Survival analysis methods are specifically designed for valid statistical estimation of incomplete data while avoiding these biases. We'll start off by defining several fundamental functions for survival analysis:
The cumulative incidence function
Let $T$ be the independent and identically distributed (i.i.d) random variable representing the survival time, $T = t > 0$, for an individual, and assume this random variable has a probability distribution with probability density function $f(t)$. The distribution function of $T$, also known as the cumulative incidence function, is the probability of "failure" before time $t$, defined as:
$$F(t) = \Pr(T < t)=\int_0^t f(u) du$$
The survivor function
The survivor function $S(t)$ gives the probability of surviving (not experiencing the event) beyond time $t$. This is the cornerstone of survival analysis and is defined as:
$$S(t) = \Pr(T \geq t) = 1 - F(t)$$
where $T$ is the random variable representing the time until the event occurs.
The hazard function
The hazard function $h(t)$ represents the instantaneous rate of experiencing the event at time $t$, given survival up to that point.

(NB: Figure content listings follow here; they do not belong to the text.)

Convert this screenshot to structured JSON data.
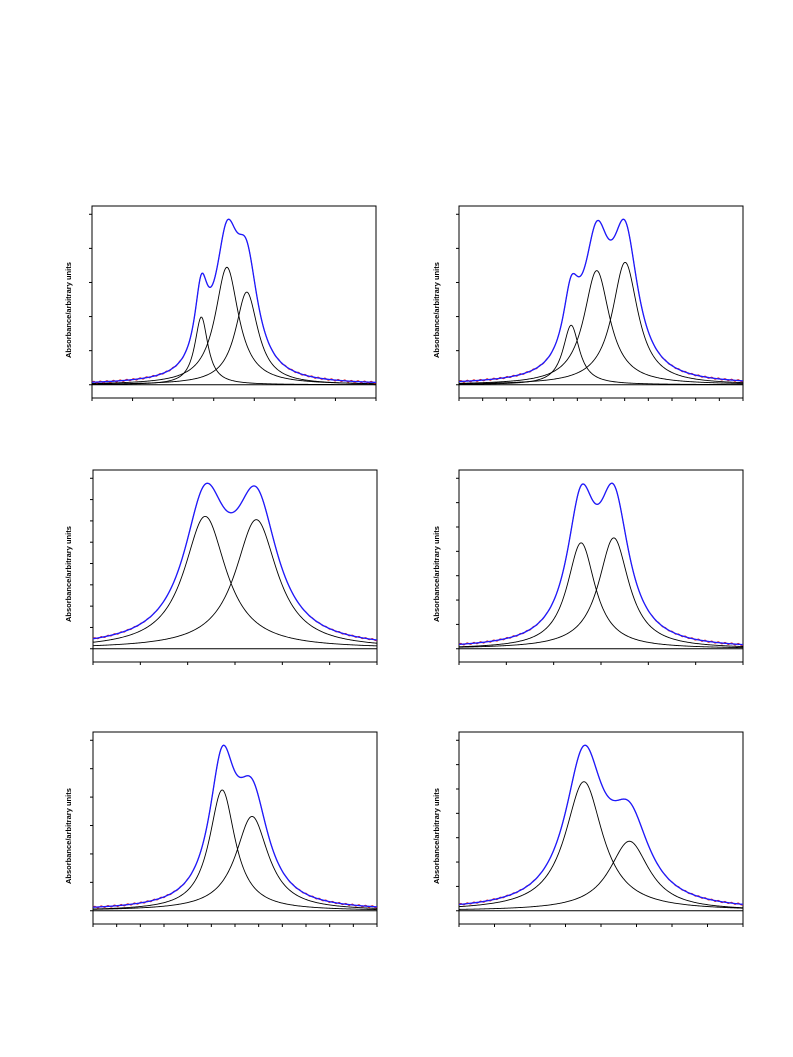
{
  "colors": {
    "fit": "#1a1aff",
    "experimental": "#e02020",
    "components": "#000000"
  },
  "chart_data": [
    {
      "type": "line",
      "ylabel": "Absorbance/arbitrary units",
      "xlim": [
        0,
        1
      ],
      "ylim": [
        -0.08,
        1.08
      ],
      "x_ticks": 7,
      "y_ticks": 5,
      "baseline": 0,
      "components": [
        {
          "center": 0.385,
          "height": 0.41,
          "width": 0.028
        },
        {
          "center": 0.475,
          "height": 0.71,
          "width": 0.05
        },
        {
          "center": 0.545,
          "height": 0.56,
          "width": 0.048
        }
      ],
      "fit_peak": 1.0
    },
    {
      "type": "line",
      "ylabel": "Absorbance/arbitrary units",
      "xlim": [
        0,
        1
      ],
      "ylim": [
        -0.08,
        1.08
      ],
      "x_ticks": 12,
      "y_ticks": 5,
      "baseline": 0,
      "components": [
        {
          "center": 0.395,
          "height": 0.36,
          "width": 0.035
        },
        {
          "center": 0.485,
          "height": 0.69,
          "width": 0.055
        },
        {
          "center": 0.585,
          "height": 0.74,
          "width": 0.055
        }
      ],
      "fit_peak": 1.0
    },
    {
      "type": "line",
      "ylabel": "Absorbance/arbitrary units",
      "xlim": [
        0,
        1
      ],
      "ylim": [
        -0.08,
        1.08
      ],
      "x_ticks": 6,
      "y_ticks": 8,
      "baseline": 0,
      "components": [
        {
          "center": 0.395,
          "height": 0.8,
          "width": 0.09
        },
        {
          "center": 0.575,
          "height": 0.78,
          "width": 0.09
        }
      ],
      "fit_peak": 1.0
    },
    {
      "type": "line",
      "ylabel": "Absorbance/arbitrary units",
      "xlim": [
        0,
        1
      ],
      "ylim": [
        -0.08,
        1.08
      ],
      "x_ticks": 6,
      "y_ticks": 7,
      "baseline": 0,
      "components": [
        {
          "center": 0.43,
          "height": 0.64,
          "width": 0.06
        },
        {
          "center": 0.545,
          "height": 0.67,
          "width": 0.065
        }
      ],
      "fit_peak": 1.0
    },
    {
      "type": "line",
      "ylabel": "Absorbance/arbitrary units",
      "xlim": [
        0,
        1
      ],
      "ylim": [
        -0.08,
        1.08
      ],
      "x_ticks": 12,
      "y_ticks": 6,
      "baseline": 0,
      "components": [
        {
          "center": 0.455,
          "height": 0.73,
          "width": 0.055
        },
        {
          "center": 0.56,
          "height": 0.57,
          "width": 0.07
        }
      ],
      "fit_peak": 1.0
    },
    {
      "type": "line",
      "ylabel": "Absorbance/arbitrary units",
      "xlim": [
        0,
        1
      ],
      "ylim": [
        -0.08,
        1.08
      ],
      "x_ticks": 8,
      "y_ticks": 7,
      "baseline": 0,
      "components": [
        {
          "center": 0.44,
          "height": 0.78,
          "width": 0.08
        },
        {
          "center": 0.6,
          "height": 0.42,
          "width": 0.085
        }
      ],
      "fit_peak": 1.0
    }
  ]
}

Think of it as the "risk" at each moment, conditional on having survived so far:
$$h(t) = \lim_{\delta t \to 0} \frac{\Pr(t \leq T < t+\delta t | T \geq t)}{\delta t}$$
By conditional probability, $\Pr(A \mid B) = \Pr(AB)/\Pr(B)$, so the hazard function can also be expressed as:
$$\begin{aligned} h(t) &= \lim_{\delta t \downarrow 0} \left\{\frac{\Pr(t \leq T < t + \delta t)}{\delta t \Pr(T \geq t)}\right\} \\ &=\lim_{\delta t \downarrow 0} \left\{\frac{F(t + \delta t) - F(t)}{\delta t S(t)}\right\} \\ &=\lim_{\delta t \downarrow 0} \left\{\frac{F(t + \delta t) - F(t)}{\delta t}\right\}\frac{1}{S(t)} \end{aligned}$$
This limit is the definition of the derivative of $F(t)$ with respect to $t$, and therefore equal to $f(t)$:
$$\lim_{\delta t \downarrow 0} \left\{\frac{F(t + \delta t) - F(t)}{\delta t}\right\} = \frac{d}{dt}F(t) = f(t)$$
Hence the hazard function is related to the survivor function through the relationship:
$$h(t) = \frac{f(t)}{S(t)}$$
List of key terms
- Survival analysis
- Statistical methods specialized for analysing time-to-event data, particularly when observations may be incomplete
- Time-to-event data
- Data measuring the time from a defined starting point until an event of interest occurs
- Censoring
- When we have partial but incomplete information about when an event occurred
- Right-censoring
- When we know an event hasn't occurred by a certain time, but don't know if/when it occurs after that point
- Left-censoring
- When we know an event occurred before a certain time, but don't know exactly when
- Interval-censoring
- When we know an event occurred between two time points, but don't know exactly when
- Truncation
- When individuals who experience events outside a certain time range are completely excluded from observation
- Survivor function
- The probability of surviving (not experiencing the event) beyond time $t$
- Hazard function
- The instantaneous rate of experiencing the event at time $t$, given survival up to that point
Coming next
In the next post, I'll introduce the likelihood function and explore two classical methods for analysing survival data:
- The Kaplan-Meier estimator - a non-parametric approach to estimate survival probabilities;
- The Cox proportional hazards model - a semi-parametric regression technique for examining covariate effects.
References
- Collett D. Modelling Survival Data in Medical Research. Chapman & Hall/CRC Texts in Statistical Science. 2023.
- Klein JP, Moeschberger ML. Survival Analysis: Techniques for Censored and Truncated Data. Springer Science & Business Media; 2005.